People benchmark a ball by bouncing it in a spinning shape

The list of informal, weird AI benchmarks keeps growing.

Over the past few days, some in the AI on X community have become obsessed with different AI models, especially so-called inference models, dealing with cues like this: . Make the shape rotate slowly and make sure the ball stays within the shape. "

Some models manage better than others on this "Spinning Shaped Ball" benchmark. According to one user on X, the free R1 from China AI Lab DeepSeek is taking the floor by storm with Openai's O1 Pro mode as part of Openai's Chatgpt Pro plan, which costs $200 per month.

👀O1-Pro (left) crushed by deepseek r1 (right) 👀

Tip: "Write a python script inside a square to bounce a yellow ball, make sure you handle collision detection correctly. Make the square rotate slowly. Implement in Python. Make sure the ball stays in the square" pic.twitter.com/3sad9efpez

-Ivan Fioravantiᯅ (@ivanfioravanti) January 22, 2025

According to another X poster, humans' Claude 3.5 Sonnet and Google's Gemini 1.5 Pro models misjudged physics, causing the ball to escape its shape. Other users reported that Google's Gemini 2.0 Flash thought experiment, and even Openai's older GPT-4O, evaluated in one go.

Nine AI models were tested on the physical simulation task: rotating triangle + bouncing ball. result:

🥇deepseek-r1
🥈Sonar is huge
🥉GPT-4O

Worst? Openai O1: Completely misunderstood the mission😂

Video below video ↓ first line = inference model, REST = base model. pic.twitter.com/eoyrhvnazr

-Aadhithya d (@aadhithya_d2003) January 22, 2025

But what does it prove that AI can or cannot encode easily rotated, spherical shapes?

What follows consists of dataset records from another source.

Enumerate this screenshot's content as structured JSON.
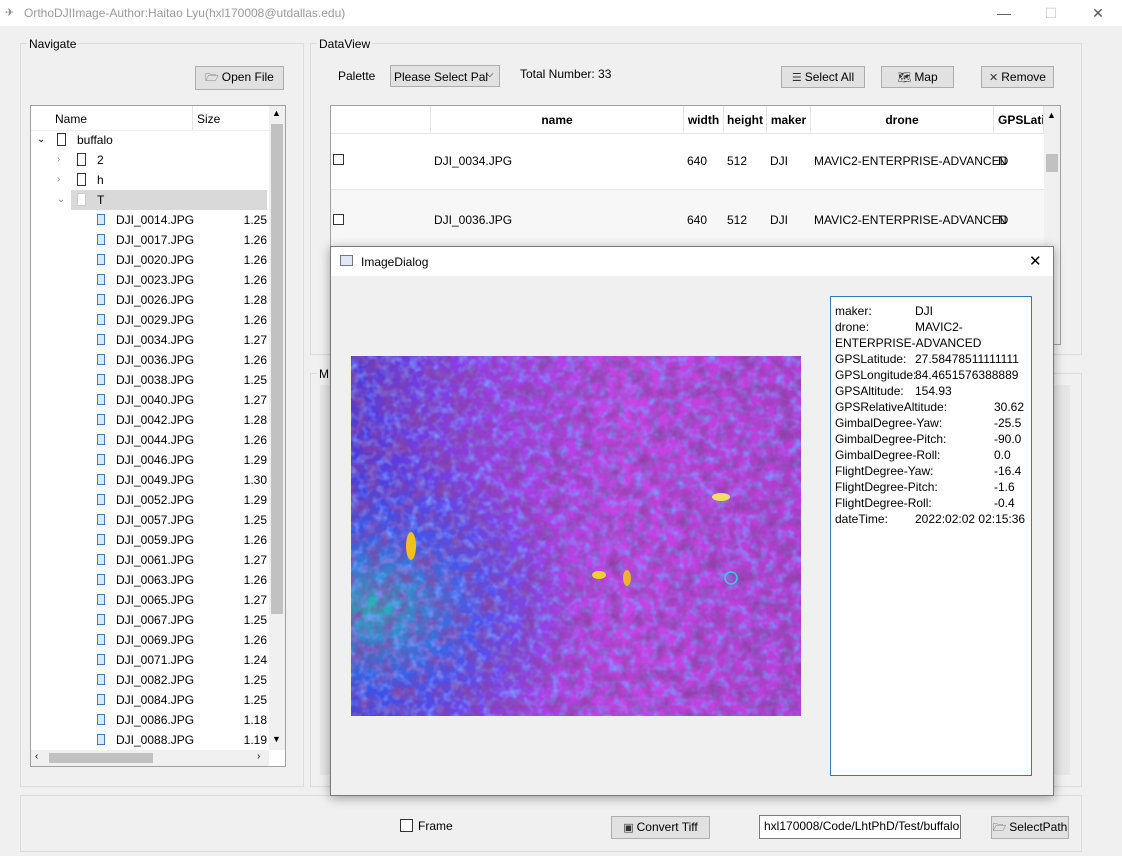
{
  "window": {
    "title": "OrthoDJIImage-Author:Haitao Lyu(hxl170008@utdallas.edu)",
    "minimize": "—",
    "maximize": "☐",
    "close": "✕"
  },
  "navigate": {
    "label": "Navigate",
    "open_file": "Open File",
    "col_name": "Name",
    "col_size": "Size",
    "root": "buffalo",
    "folders": [
      "2",
      "h",
      "T"
    ],
    "files": [
      {
        "name": "DJI_0014.JPG",
        "size": "1.25"
      },
      {
        "name": "DJI_0017.JPG",
        "size": "1.26"
      },
      {
        "name": "DJI_0020.JPG",
        "size": "1.26"
      },
      {
        "name": "DJI_0023.JPG",
        "size": "1.26"
      },
      {
        "name": "DJI_0026.JPG",
        "size": "1.28"
      },
      {
        "name": "DJI_0029.JPG",
        "size": "1.26"
      },
      {
        "name": "DJI_0034.JPG",
        "size": "1.27"
      },
      {
        "name": "DJI_0036.JPG",
        "size": "1.26"
      },
      {
        "name": "DJI_0038.JPG",
        "size": "1.25"
      },
      {
        "name": "DJI_0040.JPG",
        "size": "1.27"
      },
      {
        "name": "DJI_0042.JPG",
        "size": "1.28"
      },
      {
        "name": "DJI_0044.JPG",
        "size": "1.26"
      },
      {
        "name": "DJI_0046.JPG",
        "size": "1.29"
      },
      {
        "name": "DJI_0049.JPG",
        "size": "1.30"
      },
      {
        "name": "DJI_0052.JPG",
        "size": "1.29"
      },
      {
        "name": "DJI_0057.JPG",
        "size": "1.25"
      },
      {
        "name": "DJI_0059.JPG",
        "size": "1.26"
      },
      {
        "name": "DJI_0061.JPG",
        "size": "1.27"
      },
      {
        "name": "DJI_0063.JPG",
        "size": "1.26"
      },
      {
        "name": "DJI_0065.JPG",
        "size": "1.27"
      },
      {
        "name": "DJI_0067.JPG",
        "size": "1.25"
      },
      {
        "name": "DJI_0069.JPG",
        "size": "1.26"
      },
      {
        "name": "DJI_0071.JPG",
        "size": "1.24"
      },
      {
        "name": "DJI_0082.JPG",
        "size": "1.25"
      },
      {
        "name": "DJI_0084.JPG",
        "size": "1.25"
      },
      {
        "name": "DJI_0086.JPG",
        "size": "1.18"
      },
      {
        "name": "DJI_0088.JPG",
        "size": "1.19"
      }
    ]
  },
  "dataview": {
    "label": "DataView",
    "palette_label": "Palette",
    "palette_value": "Please Select Pal",
    "total": "Total Number: 33",
    "select_all": "Select All",
    "map": "Map",
    "remove": "Remove",
    "columns": [
      "name",
      "width",
      "height",
      "maker",
      "drone",
      "GPSLati"
    ],
    "rows": [
      {
        "name": "DJI_0034.JPG",
        "width": "640",
        "height": "512",
        "maker": "DJI",
        "drone": "MAVIC2-ENTERPRISE-ADVANCED",
        "gps": "N"
      },
      {
        "name": "DJI_0036.JPG",
        "width": "640",
        "height": "512",
        "maker": "DJI",
        "drone": "MAVIC2-ENTERPRISE-ADVANCED",
        "gps": "N"
      }
    ]
  },
  "map_group_label_partial": "M",
  "dialog": {
    "title": "ImageDialog",
    "close": "✕",
    "info": [
      {
        "key": "maker:",
        "value": "DJI"
      },
      {
        "key": "drone:",
        "value": "MAVIC2-"
      },
      {
        "key": "ENTERPRISE-ADVANCED",
        "value": ""
      },
      {
        "key": "GPSLatitude:",
        "value": "27.58478511111111"
      },
      {
        "key": "GPSLongitude:",
        "value": "84.4651576388889"
      },
      {
        "key": "GPSAltitude:",
        "value": "154.93"
      },
      {
        "key": "GPSRelativeAltitude:",
        "value": "30.62"
      },
      {
        "key": "GimbalDegree-Yaw:",
        "value": "-25.5"
      },
      {
        "key": "GimbalDegree-Pitch:",
        "value": "-90.0"
      },
      {
        "key": "GimbalDegree-Roll:",
        "value": "0.0"
      },
      {
        "key": "FlightDegree-Yaw:",
        "value": "-16.4"
      },
      {
        "key": "FlightDegree-Pitch:",
        "value": "-1.6"
      },
      {
        "key": "FlightDegree-Roll:",
        "value": "-0.4"
      },
      {
        "key": "dateTime:",
        "value": "2022:02:02 02:15:36"
      }
    ]
  },
  "bottom": {
    "frame": "Frame",
    "convert": "Convert Tiff",
    "path": "hxl170008/Code/LhtPhD/Test/buffalo",
    "select_path": "SelectPath"
  },
  "colors": {
    "accent": "#3c78b4",
    "thermal_base": "#c040e0",
    "thermal_cool": "#3050ff"
  }
}
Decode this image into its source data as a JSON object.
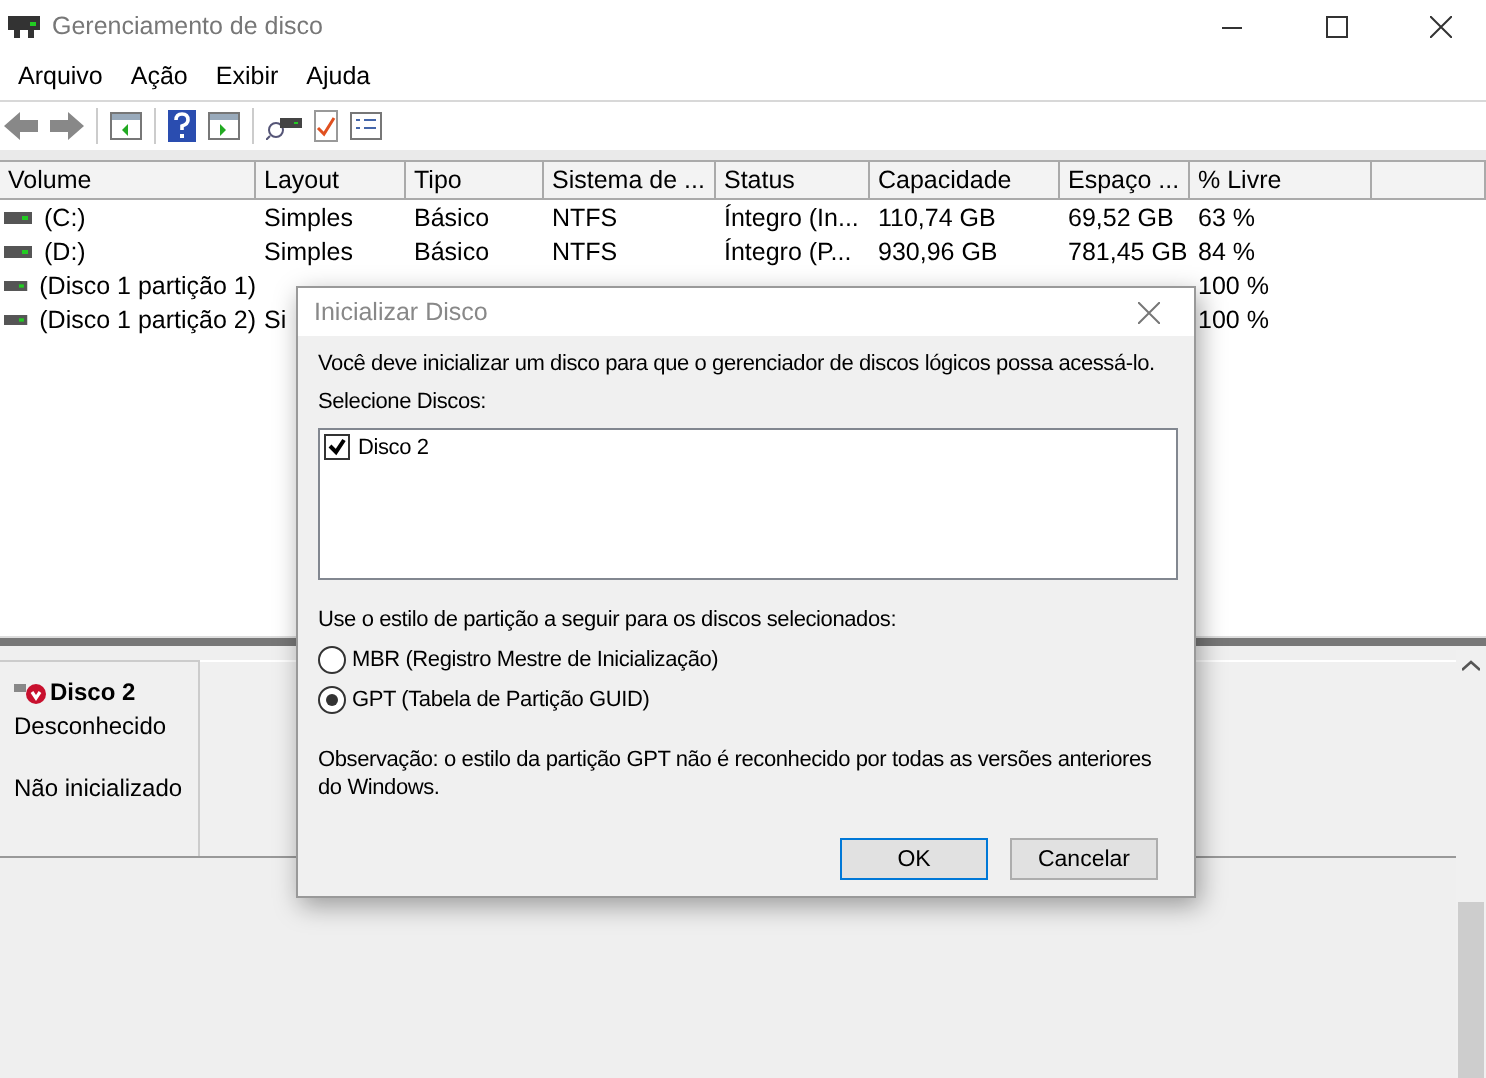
{
  "window": {
    "title": "Gerenciamento de disco"
  },
  "menu": [
    "Arquivo",
    "Ação",
    "Exibir",
    "Ajuda"
  ],
  "table": {
    "columns": [
      "Volume",
      "Layout",
      "Tipo",
      "Sistema de ...",
      "Status",
      "Capacidade",
      "Espaço ...",
      "% Livre"
    ],
    "rows": [
      {
        "volume": "(C:)",
        "layout": "Simples",
        "tipo": "Básico",
        "sistema": "NTFS",
        "status": "Íntegro (In...",
        "capacidade": "110,74 GB",
        "espaco": "69,52 GB",
        "livre": "63 %"
      },
      {
        "volume": "(D:)",
        "layout": "Simples",
        "tipo": "Básico",
        "sistema": "NTFS",
        "status": "Íntegro (P...",
        "capacidade": "930,96 GB",
        "espaco": "781,45 GB",
        "livre": "84 %"
      },
      {
        "volume": "(Disco 1 partição 1)",
        "livre": "100 %"
      },
      {
        "volume": "(Disco 1 partição 2)",
        "layout": "Si",
        "livre": "100 %"
      }
    ]
  },
  "disk": {
    "name": "Disco 2",
    "type": "Desconhecido",
    "status": "Não inicializado"
  },
  "dialog": {
    "title": "Inicializar Disco",
    "message": "Você deve inicializar um disco para que o gerenciador de discos lógicos possa acessá-lo.",
    "select_label": "Selecione Discos:",
    "disks": [
      {
        "label": "Disco 2",
        "checked": true
      }
    ],
    "style_label": "Use o estilo de partição a seguir para os discos selecionados:",
    "styles": [
      {
        "label": "MBR (Registro Mestre de Inicialização)",
        "selected": false
      },
      {
        "label": "GPT (Tabela de Partição GUID)",
        "selected": true
      }
    ],
    "note": "Observação: o estilo da partição GPT não é reconhecido por todas as versões anteriores do Windows.",
    "buttons": [
      "OK",
      "Cancelar"
    ]
  }
}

Well, simulating a bouncing ball is a classic programming challenge. The accurate simulation incorporates collision detection algorithms that attempt to identify when two objects (such as a ball and the sides of a shape) collide. Poorly written algorithms can affect the performance of a simulation or lead to obvious physics errors.

N8, an X user at Residence at AI startup NOUS Research, said it took him about two hours to bounce a ball in a spinning Heptagon from scratch. "Multiple coordinate systems had to be tracked, how collisions were accomplished in each system, and the code designed to be robust from the start," N8 Programs explained in the post.

But while bouncing balls and spinning shapes are reasonable tests of programming skills, they're not a very empirical AI benchmark. Even slight changes in cues can and can produce different results. This is why some users on X have more luck with O1, while others say R1 falls short.

If anything, virus tests like this illustrate the thorny issues of creating useful measurement systems for AI models. It's often hard to tell one model apart from another outside of esoteric benchmarks that most people don't care about.

There are many efforts underway to build better exams, such as the Arc-Agi benchmarks and final exams for humans. We'll see how these fare - in the meantime, watch the GIF of the bouncing ball in a spinning shape.